Con todos sus excesos y defectos, Jean-Marie Le Pen fue un incomparable denunciador del reemplazo de población a partir de 1972, como Enoch Powell en 1968 en Inglaterra o el escritor Jean Raspail en 1973, pero el destino de los Casandras nunca es feliz. Fue un feroz adversario de De Gaulle, no tanto por haber comprendido muy pronto que Francia ya no tenía la energía necesaria para un destino imperial, como por haber alimentado a sabiendas un malentendido sobre su voluntad de conservar Argelia. Sin embargo, ya en 1959, el viejo General advertía a sus ministros sobre los riesgos de la integración de los musulmanes y los peligros de la sumersión migratoria en términos tan lúcidos y severos que hoy llevarían a la condena penal de cualquier ciudadano que osara expresarse como él. Ahí radican también en última instancia las razones de la demonización duradera de J.M. Le Pen.
¿Mantendrá Francia esa vitalidad cultural que aún nos fascina, pese a todo? ¿De dónde viene? ¿Cómo cuida Francia la discusión, la conversación pública?
Usted es mucho más joven que yo y, si no me equivoco, sus años de educación se remontan a los años 1990-2010, una época en la que Francia aún se conservaba bien.
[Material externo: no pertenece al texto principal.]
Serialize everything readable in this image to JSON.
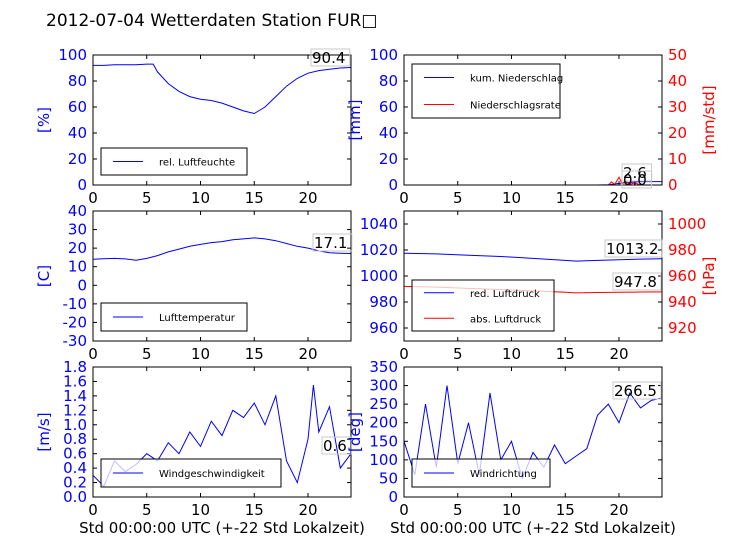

Así que puedo entender su entusiasmo y fascinación residuales por Francia. Pero desde entonces, por desgracia, ha corrido mucha agua bajo el puente. El nivel cultural ha descendido considerablemente, no sólo en la clase política, donde ahora es particularmente mediocre, sino también en todos los estratos de la sociedad. Las admirables reconstrucciones de la catedral de Notre Dame de París y de la aguja de la basílica de Saint Denis, o los éxitos del negocio de lujo y del turismo son, por desgracia, sólo la excepción que confirma la regla. La excelencia es cada vez más rara. Es significativo que en los debates o pseudo-debates siempre reine el «entre-soi» (solo para los suyos). Cuando estos debates son más abiertos, los argumentos sensatos y racionales dan paso rápidamente a las invectivas y los insultos. En política, se dice, la desesperación es una absoluta insensatez, y sabemos que la historia está llena de imprevistos, pero lo cierto es que necesitaríamos milagros para salir de esta situación y no creo que, por el momento, ni los franceses ni los españoles lo deseen realmente. A estas alturas de descomposición e incomprensión, confieso que lo que más me obsesiona y me preocupa es la doble lección del franco-americano René Girard, notablemente comentada por su discípulo español Domingo González: En primer lugar, la política del «miedo a la guerra» es extremadamente peligrosa y la servidumbre voluntaria sólo dura poco tiempo. En segundo lugar, toda sociedad demasiado dividida intenta siempre restablecer su unidad mediante la violencia, designando un chivo expiatorio, un enemigo, aunque ese enemigo no sea culpable. Lo único que queda entonces es la esperanza, una virtud teologal, «una virtud heroica» como decía Bernanos.